Re: Bug 7034

On 03/22/2010 06:55 AM, Henri Sivonen wrote:
> On Mar 20, 2010, at 14:14, Sam Ruby wrote:
>> One simple example to show how this relates to issue-41.  Suppose a
>> person authors a page for iPhone users.  This page to be served in
>> PHP.  This person uses Emacs.  During the course of development, at
>> one point some portion of the page is commented out.  That portion
>> happens to contain to contain consecutive dashes.  Per the current
>> draft, this is a conformance error.  Per Validator.nu, the reason
>> given is this data can't be serialized as XML 1.0.
>
> I think you are mischaracterizing what Validator.nu says. It gives an
> error saying that consecutive hyphens aren't allowed. It doesn't give
> a reason why they aren't allowed. Then it gives a discretionary
> warning that says the document isn't representable as XML 1.0 due to
> consecutive hyphens in a comment.

So what is the rationale for this restriction?

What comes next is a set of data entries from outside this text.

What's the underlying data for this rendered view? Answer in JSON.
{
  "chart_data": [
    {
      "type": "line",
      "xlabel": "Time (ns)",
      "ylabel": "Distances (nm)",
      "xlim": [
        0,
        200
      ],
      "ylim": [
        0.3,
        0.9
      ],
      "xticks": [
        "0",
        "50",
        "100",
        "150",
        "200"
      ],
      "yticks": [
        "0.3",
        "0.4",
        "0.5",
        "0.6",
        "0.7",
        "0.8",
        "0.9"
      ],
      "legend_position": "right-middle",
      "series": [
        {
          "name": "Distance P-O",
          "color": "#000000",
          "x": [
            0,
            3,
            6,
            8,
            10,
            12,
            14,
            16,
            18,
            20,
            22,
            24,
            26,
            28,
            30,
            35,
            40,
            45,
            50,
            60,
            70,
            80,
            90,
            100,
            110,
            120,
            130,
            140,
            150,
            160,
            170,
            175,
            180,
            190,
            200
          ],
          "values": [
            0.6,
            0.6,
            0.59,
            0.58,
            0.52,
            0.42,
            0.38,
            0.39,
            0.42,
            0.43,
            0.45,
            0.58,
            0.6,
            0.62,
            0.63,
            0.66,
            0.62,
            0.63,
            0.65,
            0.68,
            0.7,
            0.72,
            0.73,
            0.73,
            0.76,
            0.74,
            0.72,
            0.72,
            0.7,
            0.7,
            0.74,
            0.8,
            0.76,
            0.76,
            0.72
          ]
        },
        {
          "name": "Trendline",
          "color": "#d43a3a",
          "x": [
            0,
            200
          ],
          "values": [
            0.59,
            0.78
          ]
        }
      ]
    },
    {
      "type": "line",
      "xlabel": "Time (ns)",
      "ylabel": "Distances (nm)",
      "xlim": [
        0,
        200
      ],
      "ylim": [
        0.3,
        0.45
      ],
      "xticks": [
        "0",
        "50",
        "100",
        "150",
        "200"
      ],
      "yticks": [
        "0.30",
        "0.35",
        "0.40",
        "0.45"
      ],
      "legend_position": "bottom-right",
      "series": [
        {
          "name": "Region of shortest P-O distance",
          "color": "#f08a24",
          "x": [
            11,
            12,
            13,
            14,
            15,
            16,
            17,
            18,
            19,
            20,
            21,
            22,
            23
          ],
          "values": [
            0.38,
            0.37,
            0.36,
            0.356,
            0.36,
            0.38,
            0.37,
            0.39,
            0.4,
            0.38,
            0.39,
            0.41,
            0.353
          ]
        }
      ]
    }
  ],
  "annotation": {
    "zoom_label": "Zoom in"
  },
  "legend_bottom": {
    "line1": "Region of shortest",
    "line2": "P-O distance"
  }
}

>> As a user, my reaction would be along the lines of "thanks for
>> sharing".  At no point in any scenario that this user cares about
>> is an XML 1.0 serializer involved.
>
> I'm now confused about your position on polyglot documents. I thought
> you wanted more validator warnings on constructs that aren't
> permitted in both HTML5 and XHTML5. Did you want them only
> optionally?

Not producing a polyglot document certainly should not be an error.  An 
option would be a "nice to have", time permitting, should somebody be 
willing to work on it.  Eventually, I might be that somebody.  Or might not.

> As for the error, wouldn't the spec move away from--not closer
> to--what the Super Friends (and maybe at one point or another the
> TAG) have asked for if the consecutive hyphens weren't an error? (I'm
> not suggesting that you'd need to agree with the Super Friends or
> anyone else. I'm just pointing out that aligning the spec with your
> wishes more may end up aligning it with someone else's wishes less.)

Wishes are not a good way of determining what is or is not an error.

> I also note that in this general area, there lurks an actual interop
> issue with Gecko's old HTML parser:
> https://bugzilla.mozilla.org/show_bug.cgi?id=214476

Thanks!

> When you talk about interop issues, do you mean actual interop issues
> with software deployed today (even if that software might fade away
> in the future) or interop issues in a future scenario where every
> piece of software conforms to the spec?

If there are valid reasons to ignore a particular item, then a MUST is 
not appropriate.

>> Now consider site #5 on the internet: live.com.  I'm also pretty
>> sure that this site was not authored using Emacs.  It, too, is
>> served as text/html.  It contains an attribute that validator.nu
>> asserts can't be serializable as XML 1.0.  The statement that
>> validator.nu makes is somewhat incomplete and arguably misleading.
>
> How so? You can't represent an attribute whose local name is
> "xmlns:web" and that doesn't have a namespace in XML 1.0 plus
> Namespaces.
>
> Not saying this because the source stream would be well-formed XML
> but with another document tree seems to me to be about scoring
> political points among people who like the appearance of using XML
> more than they care about the document being actually polyglot.
> However, making various presentational elements and attributes
> conforming would lose a lot of political points with another (but
> non-trivially overlapping) constituency.
>
> How should we decide which political points to go for?

Wishes are not a good way of determining what is or is not an error.

>> I'll also note that the xml:lang attribute that is also present in
>> this same page does not meet the criteria of producing a DOM when
>> parsed using an HTML parser that can also be produced using an XML
>> parser.
>
> True. However, for conforming documents, this doesn't alter the
> meaning of the document, because xml:lang in text/html is only
> allowed when accompanied by lang with the same value.

Meaning is in the eye of the beholder.  The DOM is different.